Biden and me
I don’t know how he did it. Brought me to tears. Broke down my resistance to feeling into the tragedy. Where can I turn to when the tears wont stop? Will the sobbing let me breath again?
It wasn’t only the list of atrocities wrought upon the villagers in Beeri, the dancers at the Nova Festival on Kibbutz Re’em, nor the parading of hapless captives in a bloodthirsty crowd. My immune system that protects me from being engulfed in that darkness was still active and allowing me to function. What opened me up was the remembering.
Joe Biden made a speech today that I will not forget. In it he remembered that this hatred is not about Hamas and the Zionist enterprise. It is about antisemitism, and that experience is embedded in my genes, woven into me from my parents and grandparents.
Not that I embrace it. No, if anything, I have grown up with it on repeat play and rejected it as a narrative of victim-hood. Living in parts of Africa where Jews are a rare curiosity or in affluent American suburbia where we are empowered and supported by the greater legal system, taught me that times have changed. Is the Geneva Convention, the UN Human Rights Charter, freedom of religion as protected in the First Amendment not enough for us all to move on? And if that is not enough, then surely the existence of the proud and formidable, democratic state of Israel as a home for the Jews is remedy, a preface to the final chapter of our anti-Semitic saga.
So, can I not choose to exorcise those narratives in this lifetime from our collective memory?
Incredibly, it took the compassion and stark reminder of a career politician, a non-Jew, but a man who has lived with his own personal tragedy, who knows the ‘black hole in your chest when you lose family’ to break me open and remember this is in my genes. How could I forget that so recently both my parents’ families fled Nazi Europe to recreate themselves in South Africa and survive another day?
I went back to listen to his speech again, to the point where I could no longer hold back. “Sadly for the Jewish people, it is not new. This attack has brought to the surface painful memories of the scars left by millennia of antisemitism, and genocide on the Jewish people. So in this moment we must be crystal clear, we stand with Israel.”
How is it that that simple acknowledgment is enough to break me down?
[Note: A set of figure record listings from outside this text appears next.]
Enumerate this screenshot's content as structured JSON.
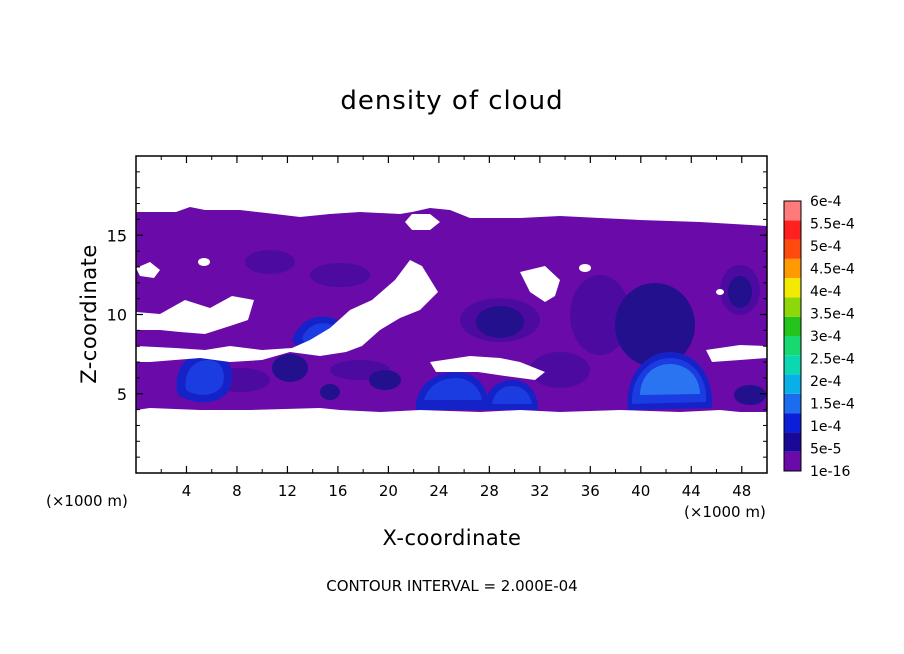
{
  "chart_data": {
    "type": "heatmap",
    "title": "density of cloud",
    "xlabel": "X-coordinate",
    "ylabel": "Z-coordinate",
    "x_unit_left": "(×1000 m)",
    "x_unit_right": "(×1000 m)",
    "footer": "CONTOUR INTERVAL = 2.000E-04",
    "xlim": [
      0,
      50
    ],
    "ylim": [
      0,
      20
    ],
    "x_ticks": [
      {
        "value": 4,
        "label": "4"
      },
      {
        "value": 8,
        "label": "8"
      },
      {
        "value": 12,
        "label": "12"
      },
      {
        "value": 16,
        "label": "16"
      },
      {
        "value": 20,
        "label": "20"
      },
      {
        "value": 24,
        "label": "24"
      },
      {
        "value": 28,
        "label": "28"
      },
      {
        "value": 32,
        "label": "32"
      },
      {
        "value": 36,
        "label": "36"
      },
      {
        "value": 40,
        "label": "40"
      },
      {
        "value": 44,
        "label": "44"
      },
      {
        "value": 48,
        "label": "48"
      }
    ],
    "y_ticks": [
      {
        "value": 5,
        "label": "5"
      },
      {
        "value": 10,
        "label": "10"
      },
      {
        "value": 15,
        "label": "15"
      }
    ],
    "colorbar": {
      "labels": [
        "1e-16",
        "5e-5",
        "1e-4",
        "1.5e-4",
        "2e-4",
        "2.5e-4",
        "3e-4",
        "3.5e-4",
        "4e-4",
        "4.5e-4",
        "5e-4",
        "5.5e-4",
        "6e-4"
      ],
      "colors": [
        "#6a0aa8",
        "#1a0896",
        "#0d1ed8",
        "#1c6cf0",
        "#09b0e8",
        "#0bd8b0",
        "#18d870",
        "#24c41c",
        "#8ed80a",
        "#f2ea02",
        "#ff9a00",
        "#ff4a10",
        "#ff2020",
        "#ff7a7a"
      ]
    },
    "regions": {
      "cloud_layer": {
        "x": [
          0,
          50
        ],
        "z": [
          4,
          16.3
        ]
      },
      "cores": [
        {
          "x": 5.2,
          "z": 6.2,
          "level": "1e-4"
        },
        {
          "x": 14.8,
          "z": 8.8,
          "level": "1e-4"
        },
        {
          "x": 24.3,
          "z": 5.3,
          "level": "1e-4"
        },
        {
          "x": 29.8,
          "z": 5.1,
          "level": "1e-4"
        },
        {
          "x": 42.0,
          "z": 6.0,
          "level": "1.5e-4"
        },
        {
          "x": 29.0,
          "z": 9.5,
          "level": "5e-5"
        },
        {
          "x": 41.5,
          "z": 9.8,
          "level": "5e-5"
        }
      ]
    }
  }
}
I am this people who have had this happen before, time and again, and I survived, if not by force, by flight and assimilation.
Here in my beloved community we instinctively offer the underdog our first sympathy, our prayers are directed at all the victims of violence and the violators... for they have their reasons. We are removed enough in this verdant corner of America to be well-wishers come what may.
But enough of that.
Those young Hamas villains, brainwashed with hatred, are convinced that Jews are the reason for their struggles. I got nothing for you. You are an evil subset, representing the darkest side of humanity. Your actions can never justify your cause. You are not the Palestinian people and by grace, that kind of barbarism will never represent them. Got nothing for you but pity and loathing to be existing in such a vile soup of hate.
The next generation of men in my Israeli family have been called up to reserve duty.
My brother just returned from a funeral of his friends daughter, murdered on Saturday.
Powerful forces are rallying to draw the line.
Grateful to the most powerful man in our world as he touched into his own tragedy, he cracked open a flood of my tears.